Let's go back about a hundred years. Around that time a man named John Wesley Powell came to Montana. He was the Director of the newly formed United States Geological Survey. Powell was a well-trained scientist and he studied Montana extensively. Back in Washington DC he made a series of recommendations as to how public lands in Montana should be managed. First of all, Powell recognized (as other people had already done), that Montana does not receive enough rain to practice traditional agriculture across most of the state. He pointed out that twenty inches of annual are necessary to support farms in the area. But even during wet years, most of Montana barely reaches the twenty-inch mark. In some places, the annual rainfall can be as little as four or five inches; hardly enough to support large plantings.

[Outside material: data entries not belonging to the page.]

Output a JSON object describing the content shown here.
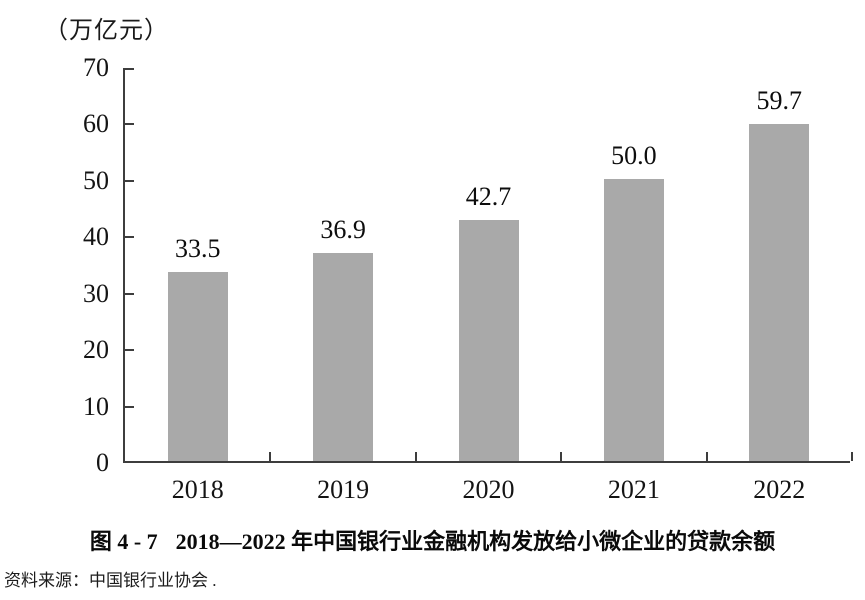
{
  "chart_data": {
    "type": "bar",
    "categories": [
      "2018",
      "2019",
      "2020",
      "2021",
      "2022"
    ],
    "values": [
      33.5,
      36.9,
      42.7,
      50.0,
      59.7
    ],
    "value_labels": [
      "33.5",
      "36.9",
      "42.7",
      "50.0",
      "59.7"
    ],
    "series_name": "中国银行业金融机构发放给小微企业的贷款余额",
    "unit_label": "（万亿元）",
    "title": "图 4 - 7　2018—2022 年中国银行业金融机构发放给小微企业的贷款余额",
    "xlabel": "",
    "ylabel": "万亿元",
    "ylim": [
      0,
      70
    ],
    "ytick_step": 10,
    "ytick_labels": [
      "0",
      "10",
      "20",
      "30",
      "40",
      "50",
      "60",
      "70"
    ],
    "grid": false,
    "legend": "none",
    "bar_color": "#a9a9a9",
    "axis_color": "#3d3d3d"
  },
  "caption": {
    "label": "图 4 - 7",
    "title": "2018—2022 年中国银行业金融机构发放给小微企业的贷款余额"
  },
  "source": "资料来源：中国银行业协会 ."
}
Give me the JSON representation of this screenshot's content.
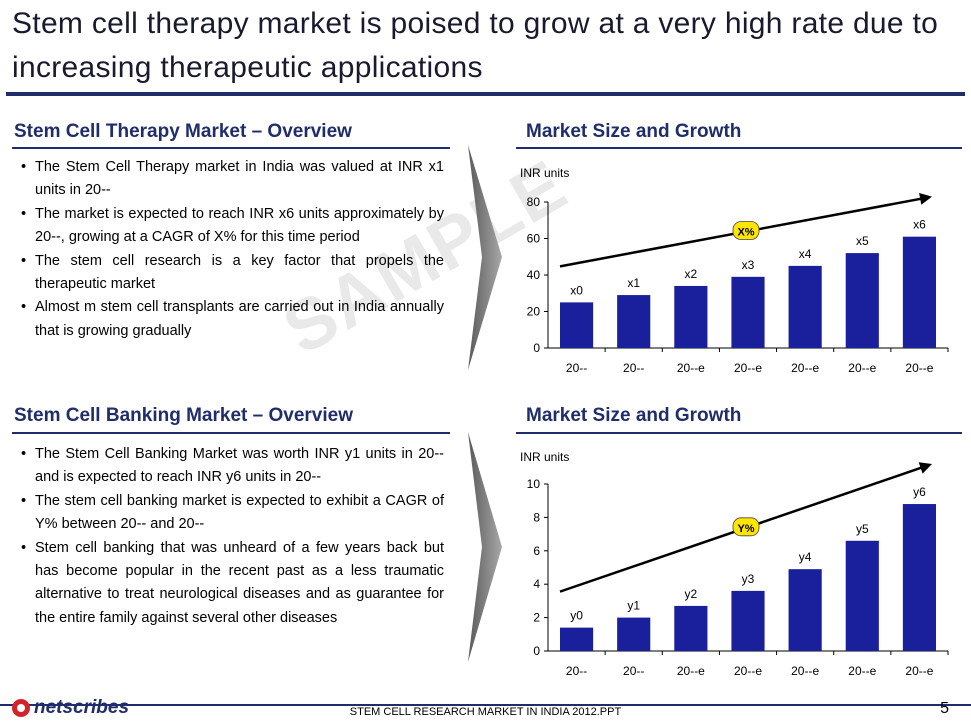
{
  "slide": {
    "title": "Stem cell therapy market is poised to grow at a very high rate due to increasing therapeutic applications",
    "watermark": "SAMPLE",
    "footer": "STEM CELL  RESEARCH MARKET IN INDIA 2012.PPT",
    "page_number": "5",
    "logo_text": "netscribes",
    "accent_color": "#1f2d6b",
    "bar_color": "#1a1f9c"
  },
  "therapy": {
    "heading": "Stem Cell Therapy Market – Overview",
    "bullets": [
      "The Stem Cell Therapy market in India was valued at INR x1 units in 20--",
      "The market is expected to reach INR x6 units approximately by 20--, growing  at a CAGR of X% for this time period",
      "The stem cell research is a key factor that propels the therapeutic market",
      "Almost m stem cell transplants are carried out in India annually that is growing gradually"
    ],
    "chart_heading": "Market Size and Growth"
  },
  "banking": {
    "heading": "Stem Cell Banking Market – Overview",
    "bullets": [
      "The Stem Cell Banking Market was worth INR y1 units in 20-- and is expected to reach INR y6 units in 20--",
      "The stem cell banking market is expected to exhibit a CAGR of Y% between 20-- and 20--",
      "Stem cell banking that was unheard of a few years back but has become popular in the recent past as a less traumatic alternative to treat neurological diseases and as guarantee for the entire family against several other diseases"
    ],
    "chart_heading": "Market Size and Growth"
  },
  "chart_data": [
    {
      "type": "bar",
      "ylabel": "INR units",
      "categories": [
        "20--",
        "20--",
        "20--e",
        "20--e",
        "20--e",
        "20--e",
        "20--e"
      ],
      "values": [
        25,
        29,
        34,
        39,
        45,
        52,
        61
      ],
      "data_labels": [
        "x0",
        "x1",
        "x2",
        "x3",
        "x4",
        "x5",
        "x6"
      ],
      "ylim": [
        0,
        80
      ],
      "yticks": [
        0,
        20,
        40,
        60,
        80
      ],
      "annotation": "X%",
      "trend_arrow": true
    },
    {
      "type": "bar",
      "ylabel": "INR units",
      "categories": [
        "20--",
        "20--",
        "20--e",
        "20--e",
        "20--e",
        "20--e",
        "20--e"
      ],
      "values": [
        1.4,
        2.0,
        2.7,
        3.6,
        4.9,
        6.6,
        8.8
      ],
      "data_labels": [
        "y0",
        "y1",
        "y2",
        "y3",
        "y4",
        "y5",
        "y6"
      ],
      "ylim": [
        0,
        10
      ],
      "yticks": [
        0,
        2,
        4,
        6,
        8,
        10
      ],
      "annotation": "Y%",
      "trend_arrow": true
    }
  ]
}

Powell warned against "crude and careless" farming and grazing methods which he predicted would result in gullying, sheet erosion, alkalization, and blowing of the soil. For the same reasons, he proposed that no fences should be raised in Montana unless maybe they were meant to protect a small house or garden. He suggested that each family settling in the area should have equal access to water. Because people are so spread apart in the West, he also thought that some families should band together voluntarily and form loose communities rather than attempt to establish costly towns or counties. One of his most insightful recommendations was that each family be allowed at least 2,560 acres of land in order to support itself. All in all, John Wesley Powell stated that a Homestead Act should never be applied to Montana. Instead, he proposed that people pool their efforts and work large tracts of land together. Though many people seemed to envision the West as the ideal setting for a new and fair society, a place where all people could have an equal chance at a good life, Powell's work was basically ignored by Congress.